19-го я явилась с переписанными стихами и тихонько положила свой конверт ей на стол, собираясь неслышно сбежать с лестницы. Но она увидела меня, выплыла из двери на площадку лестницы и взяла конверт. Глядя в сторону и поправляя прическу, она велела мне заполнить анкету "на предмет" вступления в Союз. Я, наставив клякс, скрипучим "почтамтским" пером заполнила анкету и вопросительно взглянула на Екатерину Вторую.
Она велела мне прийти на будущей неделе, чтобы узнать, годятся ли стихи.
Почему "на будущей неделе"? И что со мной будет, если стихи "не годятся"?
Через Таврический сад, где щелкали соловьи, я вернулась домой. А солнце все стояло высоко над деревьями и домами. И величественное убожество Петербурга было тихо и неподвижно: весь город тогда был величествен, тих и мертв, как Шартрский собор, как Акрополь.

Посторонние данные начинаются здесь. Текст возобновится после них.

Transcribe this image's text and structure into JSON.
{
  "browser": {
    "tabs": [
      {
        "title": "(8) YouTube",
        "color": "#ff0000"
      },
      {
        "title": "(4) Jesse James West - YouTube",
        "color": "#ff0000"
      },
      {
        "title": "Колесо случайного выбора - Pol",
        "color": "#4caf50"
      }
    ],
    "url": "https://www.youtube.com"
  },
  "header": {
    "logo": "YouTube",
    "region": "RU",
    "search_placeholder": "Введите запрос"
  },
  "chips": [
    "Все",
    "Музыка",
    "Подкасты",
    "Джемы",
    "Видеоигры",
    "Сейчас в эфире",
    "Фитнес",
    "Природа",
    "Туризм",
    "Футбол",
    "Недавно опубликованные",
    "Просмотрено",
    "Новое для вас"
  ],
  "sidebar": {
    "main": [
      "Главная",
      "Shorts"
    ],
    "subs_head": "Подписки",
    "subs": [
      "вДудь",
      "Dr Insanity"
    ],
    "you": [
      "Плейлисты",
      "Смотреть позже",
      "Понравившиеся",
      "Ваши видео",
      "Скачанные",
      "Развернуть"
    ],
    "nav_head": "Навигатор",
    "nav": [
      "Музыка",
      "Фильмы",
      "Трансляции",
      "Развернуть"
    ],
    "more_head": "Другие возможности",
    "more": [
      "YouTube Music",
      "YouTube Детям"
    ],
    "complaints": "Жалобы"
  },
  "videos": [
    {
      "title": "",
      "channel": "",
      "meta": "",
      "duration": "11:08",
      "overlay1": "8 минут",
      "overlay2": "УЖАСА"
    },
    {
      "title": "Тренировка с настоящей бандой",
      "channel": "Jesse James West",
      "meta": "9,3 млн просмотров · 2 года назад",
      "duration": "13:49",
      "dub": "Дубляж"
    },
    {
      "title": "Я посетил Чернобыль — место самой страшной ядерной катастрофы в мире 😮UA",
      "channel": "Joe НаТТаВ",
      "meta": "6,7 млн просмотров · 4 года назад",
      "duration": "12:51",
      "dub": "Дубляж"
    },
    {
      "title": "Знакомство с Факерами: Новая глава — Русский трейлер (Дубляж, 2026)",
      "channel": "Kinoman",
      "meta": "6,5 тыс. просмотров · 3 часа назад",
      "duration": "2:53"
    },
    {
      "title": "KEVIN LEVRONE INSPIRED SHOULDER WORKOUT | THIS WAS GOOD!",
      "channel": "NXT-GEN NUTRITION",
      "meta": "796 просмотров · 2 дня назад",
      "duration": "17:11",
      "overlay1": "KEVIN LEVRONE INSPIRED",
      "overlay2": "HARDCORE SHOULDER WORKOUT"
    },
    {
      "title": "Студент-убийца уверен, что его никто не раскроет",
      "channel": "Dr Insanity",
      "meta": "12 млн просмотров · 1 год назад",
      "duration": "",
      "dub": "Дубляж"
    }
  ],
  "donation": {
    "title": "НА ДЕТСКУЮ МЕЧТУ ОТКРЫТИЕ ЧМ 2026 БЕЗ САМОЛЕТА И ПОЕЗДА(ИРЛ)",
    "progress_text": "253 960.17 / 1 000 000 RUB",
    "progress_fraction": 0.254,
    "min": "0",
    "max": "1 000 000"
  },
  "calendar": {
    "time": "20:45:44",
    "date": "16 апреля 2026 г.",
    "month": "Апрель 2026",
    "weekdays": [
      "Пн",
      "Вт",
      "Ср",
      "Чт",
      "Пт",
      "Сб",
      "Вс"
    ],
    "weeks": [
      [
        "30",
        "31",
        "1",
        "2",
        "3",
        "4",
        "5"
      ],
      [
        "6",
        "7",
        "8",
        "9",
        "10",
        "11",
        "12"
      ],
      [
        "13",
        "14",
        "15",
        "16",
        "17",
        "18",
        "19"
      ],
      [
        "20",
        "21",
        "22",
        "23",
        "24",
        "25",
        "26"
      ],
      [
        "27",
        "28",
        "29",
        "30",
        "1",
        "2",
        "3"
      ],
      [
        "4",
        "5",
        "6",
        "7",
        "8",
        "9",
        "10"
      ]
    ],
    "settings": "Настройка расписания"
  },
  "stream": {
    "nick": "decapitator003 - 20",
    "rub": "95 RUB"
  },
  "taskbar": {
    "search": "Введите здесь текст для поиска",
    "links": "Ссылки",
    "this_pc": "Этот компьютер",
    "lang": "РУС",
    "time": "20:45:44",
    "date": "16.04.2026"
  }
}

27 июля я вошла в дом Мурузи минут за десять до начала вечера стихов. Я прошла прямо в гостиную, где Г.Иванов подошел ко мне и, узнав, что мой конверт "где-то имеется", подвел меня к Гумилеву. Он взглянул на меня светлыми косыми глазами с высоты своего роста. Череп его, уходивший куполом вверх, делал его лицо еще длиннее. Он был некрасив, выразительно некрасив, я бы сказала, немного страшен своей непривлекательностью: длинные руки, дефект речи, надменный взгляд, причем один глаз все время отсутствовал, оставаясь в стороне. Он смерил меня глазом, секунду задержался на груди и ногах, и они оба вышли, закрыв за собой дверь. "Они пошли совещаться, сказал мне Н.А.Оцуп; он вспомнил, что видел меня когда-то у своей сестры в гостях. - Это было страшно давно, - поспешила я, чтобы облегчить ему эти минуты. - Вы не можете меня помнить. Я тогда была гимназисткой".
- Надя теперь служит в Чека, - сказал он спокойно и дружески посмотрел на меня. - Она ходит в кожаной куртке и носит револьвер. Я встретил ее недавно на улице, она сказала, что таких, как я, надо расстреливать, что они и делают.
Гумилев вышел из дверей и подошел ко мне. Я встала. Стихи годились, то есть всего четыре строчки из всего принесенного. Вот эти ("И буду жадно я искать") - он держал листочки в длинных своих пальцах. "И, пожалуй, еще это: север-клевер, мороз-овес".
В зале, где сидела публика, человек двадцать пять, Г.Адамович уже читал "Мария, где вы теперь?", и я пошла слушать. Все во мне вдруг угомонилось. Я почувствовала, что в полном ладу и с собой, и со всем, что меня окружает. Я шагнула куда-то, и теперь спокойствие наплывало на меня и накрывало меня волной.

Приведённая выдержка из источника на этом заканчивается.